So clearly the biggest challenge for me in writing a blog is making time to write. I have plenty of thoughts that I want to get down on paper (is this considered paper?), so that is not stopping me. In fact, I probably have too many thoughts bouncing around in my head.
One of my closest friends, Donna, asked me what I was considering writing about in my blog. I shared with her the inspiring quote that Dorisanne, our amazing pastor, had mentioned in her sermon on a recent Sunday morning. It went something like this:
“We always have a backstage view of ourselves, yet the audience (others in our lives) have the third row view.” | Garrison Keillor
I resonated with this quote instantly and I could not stop thinking about it. Donna asked me if she has been privy to my backstage view. Without much hesitation, I said, “No.” As a matter of fact, I don’t think I have ever let anyone come completely backstage with me. Imagine that. Donna has been a close friend for over twenty years. We have been through the births of children, raising children, advocating for children and families, trips to the beach, thousands of miles of walking or hiking together, and still, I wouldn’t consider allowing her a full backstage view. Some therapist could make a mint off of me! I have lived fifty-six years only letting most of my audience see my supposed neatly arranged stage in my life.
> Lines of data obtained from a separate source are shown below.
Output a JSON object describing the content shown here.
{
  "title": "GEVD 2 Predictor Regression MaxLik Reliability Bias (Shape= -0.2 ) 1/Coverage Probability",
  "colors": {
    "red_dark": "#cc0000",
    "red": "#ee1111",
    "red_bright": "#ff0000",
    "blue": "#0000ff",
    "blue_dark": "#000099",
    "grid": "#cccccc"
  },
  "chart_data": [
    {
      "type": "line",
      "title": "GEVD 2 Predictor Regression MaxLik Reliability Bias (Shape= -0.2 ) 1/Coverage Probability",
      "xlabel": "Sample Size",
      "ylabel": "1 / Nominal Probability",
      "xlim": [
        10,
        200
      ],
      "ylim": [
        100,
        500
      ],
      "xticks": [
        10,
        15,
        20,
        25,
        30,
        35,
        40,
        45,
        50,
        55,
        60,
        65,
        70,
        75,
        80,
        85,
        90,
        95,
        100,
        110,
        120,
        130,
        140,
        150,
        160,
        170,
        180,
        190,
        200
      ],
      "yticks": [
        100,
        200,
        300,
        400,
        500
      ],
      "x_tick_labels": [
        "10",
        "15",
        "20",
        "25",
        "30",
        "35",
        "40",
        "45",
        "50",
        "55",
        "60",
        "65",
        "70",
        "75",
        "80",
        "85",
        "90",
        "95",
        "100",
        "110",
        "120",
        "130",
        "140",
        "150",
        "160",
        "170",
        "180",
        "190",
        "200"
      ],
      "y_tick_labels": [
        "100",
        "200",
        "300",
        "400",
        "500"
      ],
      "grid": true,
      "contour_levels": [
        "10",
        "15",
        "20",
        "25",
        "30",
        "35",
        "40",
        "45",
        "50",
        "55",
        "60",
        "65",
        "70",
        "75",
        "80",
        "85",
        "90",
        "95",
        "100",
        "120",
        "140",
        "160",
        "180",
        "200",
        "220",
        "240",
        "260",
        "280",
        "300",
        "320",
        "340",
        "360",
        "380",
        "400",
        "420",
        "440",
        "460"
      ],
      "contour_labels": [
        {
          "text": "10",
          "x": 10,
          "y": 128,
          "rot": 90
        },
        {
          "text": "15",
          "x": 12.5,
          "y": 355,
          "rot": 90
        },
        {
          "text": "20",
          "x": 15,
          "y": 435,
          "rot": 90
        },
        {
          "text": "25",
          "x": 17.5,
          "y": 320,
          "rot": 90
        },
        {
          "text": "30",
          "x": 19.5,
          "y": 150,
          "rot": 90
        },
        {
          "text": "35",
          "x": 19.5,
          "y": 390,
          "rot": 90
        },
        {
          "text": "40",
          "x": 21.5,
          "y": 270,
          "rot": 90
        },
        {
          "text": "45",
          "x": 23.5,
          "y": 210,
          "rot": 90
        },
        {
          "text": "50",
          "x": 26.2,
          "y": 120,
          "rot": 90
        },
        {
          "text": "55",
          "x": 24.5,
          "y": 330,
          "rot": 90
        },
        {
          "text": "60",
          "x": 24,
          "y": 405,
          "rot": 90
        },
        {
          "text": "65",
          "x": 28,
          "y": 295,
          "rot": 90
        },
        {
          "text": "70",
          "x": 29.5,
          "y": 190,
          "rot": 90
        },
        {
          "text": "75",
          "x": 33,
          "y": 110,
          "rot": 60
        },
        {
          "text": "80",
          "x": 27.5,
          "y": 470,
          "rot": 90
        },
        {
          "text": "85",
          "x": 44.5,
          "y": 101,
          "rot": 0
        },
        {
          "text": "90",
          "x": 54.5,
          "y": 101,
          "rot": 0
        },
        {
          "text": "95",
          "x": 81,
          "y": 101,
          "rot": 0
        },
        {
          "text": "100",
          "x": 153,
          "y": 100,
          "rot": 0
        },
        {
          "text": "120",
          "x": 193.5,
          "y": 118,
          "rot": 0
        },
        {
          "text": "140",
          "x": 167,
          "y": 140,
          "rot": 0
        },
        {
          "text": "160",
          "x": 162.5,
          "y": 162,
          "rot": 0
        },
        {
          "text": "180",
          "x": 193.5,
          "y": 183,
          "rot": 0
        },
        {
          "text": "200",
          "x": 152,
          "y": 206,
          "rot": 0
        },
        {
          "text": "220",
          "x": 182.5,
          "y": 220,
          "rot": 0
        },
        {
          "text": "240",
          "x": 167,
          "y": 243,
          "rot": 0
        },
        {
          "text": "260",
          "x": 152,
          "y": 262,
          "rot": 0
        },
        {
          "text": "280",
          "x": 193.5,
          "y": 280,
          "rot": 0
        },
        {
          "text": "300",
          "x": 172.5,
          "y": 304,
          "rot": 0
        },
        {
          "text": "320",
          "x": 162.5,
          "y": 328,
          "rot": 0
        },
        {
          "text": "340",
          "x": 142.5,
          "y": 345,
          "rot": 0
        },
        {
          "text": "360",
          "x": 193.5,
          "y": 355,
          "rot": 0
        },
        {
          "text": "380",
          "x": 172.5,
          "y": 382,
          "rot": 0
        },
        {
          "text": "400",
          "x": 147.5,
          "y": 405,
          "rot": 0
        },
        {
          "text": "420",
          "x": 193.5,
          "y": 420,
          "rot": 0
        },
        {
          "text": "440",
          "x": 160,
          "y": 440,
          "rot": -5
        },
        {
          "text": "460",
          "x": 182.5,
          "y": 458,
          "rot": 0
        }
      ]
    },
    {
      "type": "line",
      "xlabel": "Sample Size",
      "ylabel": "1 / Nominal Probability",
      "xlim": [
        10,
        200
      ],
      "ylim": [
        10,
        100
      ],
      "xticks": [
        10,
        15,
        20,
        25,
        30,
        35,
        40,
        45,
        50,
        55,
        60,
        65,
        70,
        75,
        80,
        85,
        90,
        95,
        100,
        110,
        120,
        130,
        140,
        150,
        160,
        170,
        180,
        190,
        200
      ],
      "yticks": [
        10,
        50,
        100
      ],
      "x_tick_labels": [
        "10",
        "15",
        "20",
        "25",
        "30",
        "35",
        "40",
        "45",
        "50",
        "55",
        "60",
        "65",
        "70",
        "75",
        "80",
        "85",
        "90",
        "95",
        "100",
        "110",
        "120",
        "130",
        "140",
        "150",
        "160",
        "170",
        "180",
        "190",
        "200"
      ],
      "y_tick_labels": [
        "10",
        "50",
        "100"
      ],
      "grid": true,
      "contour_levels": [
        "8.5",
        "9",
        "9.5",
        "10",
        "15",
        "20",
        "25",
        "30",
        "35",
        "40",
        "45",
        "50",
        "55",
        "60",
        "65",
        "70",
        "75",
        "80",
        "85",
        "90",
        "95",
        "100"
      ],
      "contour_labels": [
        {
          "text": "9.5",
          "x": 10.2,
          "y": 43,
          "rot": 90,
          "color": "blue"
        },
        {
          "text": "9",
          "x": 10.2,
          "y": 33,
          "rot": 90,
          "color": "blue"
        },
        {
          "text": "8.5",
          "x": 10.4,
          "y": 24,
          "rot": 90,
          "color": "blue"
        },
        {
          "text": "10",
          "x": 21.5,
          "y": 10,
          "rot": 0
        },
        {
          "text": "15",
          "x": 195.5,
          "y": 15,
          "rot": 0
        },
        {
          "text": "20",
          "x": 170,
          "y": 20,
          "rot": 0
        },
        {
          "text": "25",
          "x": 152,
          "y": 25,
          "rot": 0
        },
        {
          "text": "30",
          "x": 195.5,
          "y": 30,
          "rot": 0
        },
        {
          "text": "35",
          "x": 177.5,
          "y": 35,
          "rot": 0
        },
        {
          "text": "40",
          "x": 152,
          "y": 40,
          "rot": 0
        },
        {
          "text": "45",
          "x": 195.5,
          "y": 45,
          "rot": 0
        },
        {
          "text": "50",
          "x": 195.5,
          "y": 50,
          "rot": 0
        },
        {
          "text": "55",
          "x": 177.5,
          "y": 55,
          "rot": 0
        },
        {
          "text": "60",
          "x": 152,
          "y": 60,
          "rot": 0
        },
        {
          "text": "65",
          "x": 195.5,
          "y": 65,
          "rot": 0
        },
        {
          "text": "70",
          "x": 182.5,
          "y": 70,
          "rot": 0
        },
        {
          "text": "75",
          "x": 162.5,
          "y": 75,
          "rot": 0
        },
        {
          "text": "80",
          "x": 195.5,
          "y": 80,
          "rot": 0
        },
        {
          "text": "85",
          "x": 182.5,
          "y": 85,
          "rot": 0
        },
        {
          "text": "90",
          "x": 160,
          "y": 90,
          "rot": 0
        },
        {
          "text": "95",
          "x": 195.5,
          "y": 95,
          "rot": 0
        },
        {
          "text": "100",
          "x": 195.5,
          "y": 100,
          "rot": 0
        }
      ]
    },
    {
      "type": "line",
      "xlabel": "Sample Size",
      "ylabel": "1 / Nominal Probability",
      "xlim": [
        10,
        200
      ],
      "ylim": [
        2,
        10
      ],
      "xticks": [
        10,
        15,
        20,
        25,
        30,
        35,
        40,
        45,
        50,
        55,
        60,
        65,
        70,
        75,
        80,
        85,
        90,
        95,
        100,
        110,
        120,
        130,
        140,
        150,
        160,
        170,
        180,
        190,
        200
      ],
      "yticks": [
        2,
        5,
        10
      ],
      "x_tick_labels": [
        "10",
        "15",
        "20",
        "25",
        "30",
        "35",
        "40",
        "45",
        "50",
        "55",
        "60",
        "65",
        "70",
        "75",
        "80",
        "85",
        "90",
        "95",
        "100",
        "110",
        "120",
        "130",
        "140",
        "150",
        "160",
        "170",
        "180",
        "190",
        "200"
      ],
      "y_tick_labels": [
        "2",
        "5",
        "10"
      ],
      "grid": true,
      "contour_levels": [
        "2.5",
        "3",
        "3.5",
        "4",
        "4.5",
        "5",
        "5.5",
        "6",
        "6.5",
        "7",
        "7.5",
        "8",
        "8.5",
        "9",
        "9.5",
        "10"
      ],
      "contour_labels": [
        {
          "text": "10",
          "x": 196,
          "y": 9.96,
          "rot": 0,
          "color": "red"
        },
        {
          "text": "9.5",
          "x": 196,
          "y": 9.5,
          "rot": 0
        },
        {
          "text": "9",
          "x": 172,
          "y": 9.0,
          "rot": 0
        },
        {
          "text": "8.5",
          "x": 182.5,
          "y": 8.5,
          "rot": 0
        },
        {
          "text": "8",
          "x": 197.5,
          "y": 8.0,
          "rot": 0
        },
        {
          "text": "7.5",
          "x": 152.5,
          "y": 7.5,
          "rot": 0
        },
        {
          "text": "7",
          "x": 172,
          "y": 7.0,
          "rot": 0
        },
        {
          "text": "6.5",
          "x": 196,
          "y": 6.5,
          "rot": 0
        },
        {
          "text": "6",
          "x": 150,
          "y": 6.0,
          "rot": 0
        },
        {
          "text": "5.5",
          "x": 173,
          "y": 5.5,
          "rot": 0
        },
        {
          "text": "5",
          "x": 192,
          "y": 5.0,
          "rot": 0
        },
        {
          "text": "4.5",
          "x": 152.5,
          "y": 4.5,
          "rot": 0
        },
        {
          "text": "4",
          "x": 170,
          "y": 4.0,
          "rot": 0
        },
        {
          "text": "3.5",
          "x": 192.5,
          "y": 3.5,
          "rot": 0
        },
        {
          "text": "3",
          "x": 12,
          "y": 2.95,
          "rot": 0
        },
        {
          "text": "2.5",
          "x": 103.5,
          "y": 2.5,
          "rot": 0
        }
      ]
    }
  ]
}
Certainly, there are some people who have been in the front row and maybe get to peek backstage on occasion. Especially Clark, both Austin and Callie, and a few close friends. But behind the curtain all kinds of things are lying around: hurts, guilt, failures, shame and even some celebrations. There have been a couple of times in my adult life when I admitted, to a select few, that I needed to have help dealing with my hurts, failure and shame. And I still need to work on accepting celebrations about myself. Some have seen a glimpse of my backstage life, but I quickly recovered and sent them back to the front row, close enough to where I knew I could reach them at a moments notice if needed. There are some future blog posts that will come out of this. I can just feel it…
There are several different directions I can go with this blogging adventure. I wondered if I could have different sections since there is a “category” option on the blog site I am using. When I saw that option it felt like a blessing and a curse, which seems to be a recurring theme in my life. One one hand, I was energized by the notion that I could write about all of different ideas I have kicked around for years. On the other hand, my practical side was begging for some boundaries to reign me in. Hmmm. That’s another recurring theme in my life. Now I am thinking that if I can get the courage to press the “publish” button and send my blogs out to my family and friends, then I could just take requests for writing topics. What if I list the topics, and anyone who takes the time to read my blogs can cast a vote. I realize that some writing, such as my first few blog entries, will be my random thoughts as I sort through the when, how and why questions I have about writing a blog. I also realize that so much of my writing and the topics I am considering are all focused around specific people in my life (does make anyone reading this feel nervous?) and reflections or learnings I have from particular events or times in my life. So, who better than to help me focus on a topic than the people in the first three rows?
My list is below. All of the topics come from my personal reflections on life from my newly found Mid-Life perspective.
• Lessons learned from teaching. I have over thirty years of notes, memories and stories about my students and their families. They have all shaped who I am today.
• The ripple effect. Donna brought this up last week. The importance of relationships for me and leaving ripples wherever I go.
• Family / childhood memories. I started a book of these for A & C a long time ago.
• Advocacy for children, families and public education commentary
• Random everyday observations and thoughts
Okay, no pressure, but go ahead and cast a vote. I plan to keep writing whether you do or not, but I do look forward to your feedback.